Она подняла руку и вытерла глаз. Слезы мешали смотреть, как несется мимо трава, и мелькают деревья в лесополосе.
В голове все ходило по кругу, снова и снова возвращая ее в неумолимое. Он такой. Такой — самый нужный, самый настоящий. И пусть бы он, и больше никогда, никого. А еще у него такие ресницы, и на нижнем веке сидит крошечная родинка, как зернышко мака, Ленка подумала сперва — запачкался, тронула пальцем, чтоб убрать. Ресницы щекотные такие.
Она снова хотела чертыхнуться, потому что опять, и сколько же можно…
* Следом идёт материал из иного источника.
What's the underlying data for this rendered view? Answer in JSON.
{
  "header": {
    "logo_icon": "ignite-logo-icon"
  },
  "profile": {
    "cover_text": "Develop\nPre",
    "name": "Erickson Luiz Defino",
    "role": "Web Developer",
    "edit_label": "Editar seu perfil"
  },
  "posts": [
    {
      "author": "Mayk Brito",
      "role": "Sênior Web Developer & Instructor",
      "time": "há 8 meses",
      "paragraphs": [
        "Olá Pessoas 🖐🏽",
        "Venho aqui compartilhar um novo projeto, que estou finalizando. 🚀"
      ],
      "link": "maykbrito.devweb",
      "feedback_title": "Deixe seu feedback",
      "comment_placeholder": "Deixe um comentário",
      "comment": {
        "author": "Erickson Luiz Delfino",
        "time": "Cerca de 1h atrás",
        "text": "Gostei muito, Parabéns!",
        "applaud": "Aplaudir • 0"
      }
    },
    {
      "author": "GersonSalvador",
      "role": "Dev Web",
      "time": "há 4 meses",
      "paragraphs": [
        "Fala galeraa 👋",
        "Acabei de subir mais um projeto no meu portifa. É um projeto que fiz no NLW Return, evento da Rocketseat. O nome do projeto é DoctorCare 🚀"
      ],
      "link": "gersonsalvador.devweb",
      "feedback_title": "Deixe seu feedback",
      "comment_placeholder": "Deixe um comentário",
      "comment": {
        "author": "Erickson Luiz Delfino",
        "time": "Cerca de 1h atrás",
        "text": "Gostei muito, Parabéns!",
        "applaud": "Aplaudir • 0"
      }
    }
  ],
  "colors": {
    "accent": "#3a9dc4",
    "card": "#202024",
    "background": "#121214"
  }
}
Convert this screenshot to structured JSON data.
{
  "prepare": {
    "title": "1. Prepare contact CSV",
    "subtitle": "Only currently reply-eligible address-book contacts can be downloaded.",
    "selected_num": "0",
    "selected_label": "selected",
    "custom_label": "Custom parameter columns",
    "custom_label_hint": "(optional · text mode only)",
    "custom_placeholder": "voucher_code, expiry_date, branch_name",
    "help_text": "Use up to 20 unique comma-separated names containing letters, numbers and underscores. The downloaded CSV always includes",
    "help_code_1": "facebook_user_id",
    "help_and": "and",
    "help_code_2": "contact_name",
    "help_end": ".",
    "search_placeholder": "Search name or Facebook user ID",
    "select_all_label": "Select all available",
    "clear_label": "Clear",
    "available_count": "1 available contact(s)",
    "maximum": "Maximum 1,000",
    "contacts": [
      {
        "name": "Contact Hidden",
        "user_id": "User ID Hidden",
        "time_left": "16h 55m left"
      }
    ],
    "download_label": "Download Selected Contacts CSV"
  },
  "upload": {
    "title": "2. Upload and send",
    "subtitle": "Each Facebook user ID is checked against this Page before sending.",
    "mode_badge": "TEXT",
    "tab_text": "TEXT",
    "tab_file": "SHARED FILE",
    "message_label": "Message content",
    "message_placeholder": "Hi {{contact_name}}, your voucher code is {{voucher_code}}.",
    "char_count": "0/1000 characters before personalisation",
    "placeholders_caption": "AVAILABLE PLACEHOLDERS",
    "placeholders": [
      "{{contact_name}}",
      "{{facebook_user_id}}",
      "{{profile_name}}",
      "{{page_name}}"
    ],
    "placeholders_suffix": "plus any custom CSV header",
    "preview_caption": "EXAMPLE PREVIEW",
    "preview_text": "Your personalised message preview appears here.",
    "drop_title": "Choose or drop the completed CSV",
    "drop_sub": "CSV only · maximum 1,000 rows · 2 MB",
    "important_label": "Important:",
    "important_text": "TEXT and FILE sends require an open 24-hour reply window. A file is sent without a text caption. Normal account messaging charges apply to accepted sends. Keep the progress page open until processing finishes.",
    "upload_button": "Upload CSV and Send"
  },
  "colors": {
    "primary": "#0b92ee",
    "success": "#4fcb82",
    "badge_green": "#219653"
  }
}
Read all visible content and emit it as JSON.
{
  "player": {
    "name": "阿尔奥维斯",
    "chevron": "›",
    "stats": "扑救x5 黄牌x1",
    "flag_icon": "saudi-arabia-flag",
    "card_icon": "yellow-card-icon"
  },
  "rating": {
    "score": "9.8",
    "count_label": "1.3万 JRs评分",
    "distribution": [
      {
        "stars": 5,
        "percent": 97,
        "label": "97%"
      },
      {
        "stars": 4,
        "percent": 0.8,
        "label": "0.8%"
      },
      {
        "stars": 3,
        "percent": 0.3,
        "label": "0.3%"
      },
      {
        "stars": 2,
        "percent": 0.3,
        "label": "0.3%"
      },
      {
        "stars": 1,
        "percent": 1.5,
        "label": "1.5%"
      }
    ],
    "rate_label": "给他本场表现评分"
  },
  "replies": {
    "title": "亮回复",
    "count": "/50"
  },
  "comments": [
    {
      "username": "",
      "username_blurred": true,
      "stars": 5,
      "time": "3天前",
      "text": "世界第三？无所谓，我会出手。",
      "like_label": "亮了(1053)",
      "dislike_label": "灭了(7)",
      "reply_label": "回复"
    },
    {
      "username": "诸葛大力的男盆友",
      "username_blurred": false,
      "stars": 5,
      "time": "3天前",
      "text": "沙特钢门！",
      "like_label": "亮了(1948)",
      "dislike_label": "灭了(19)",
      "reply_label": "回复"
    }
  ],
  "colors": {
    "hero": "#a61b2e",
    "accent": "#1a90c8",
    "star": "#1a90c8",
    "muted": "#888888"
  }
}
Так. На чем остановилась-то… Ага, если Гена прав, то может, и насчет секса он прав тоже. Может быть то, что в ней сейчас, оно будет и еще с кем-то, ну например, с Пашкой, он просил и ждет. И ведь не узнаешь, пока не попробуешь, потому что скажи ей кто пару месяцев назад, что она такое будет чувствовать, с такой силой, да посмеялась бы только.
За стеклом медленно пролетали белые клочья тумана, так странно — только что сыпался невидный какой-то снежок, и вдруг — будто в облако въехали.
Ленка пересела на свободное сиденье ближе к проходу, высунулась, поглядеть в переднее стекло. И не увидела дороги. Вообще ничего не увидела, лишь белая плотная каша равнодушно принимала в себя послушных шоферу пассажиров, и он вез их, потому что так положено, так — можно, и у них в это белое месиво без картинок есть нормальные, купленные в кассе билеты.
Такие же, как Ленкин билет, обратно, в ее обычную, нормальную разрешенную жизнь.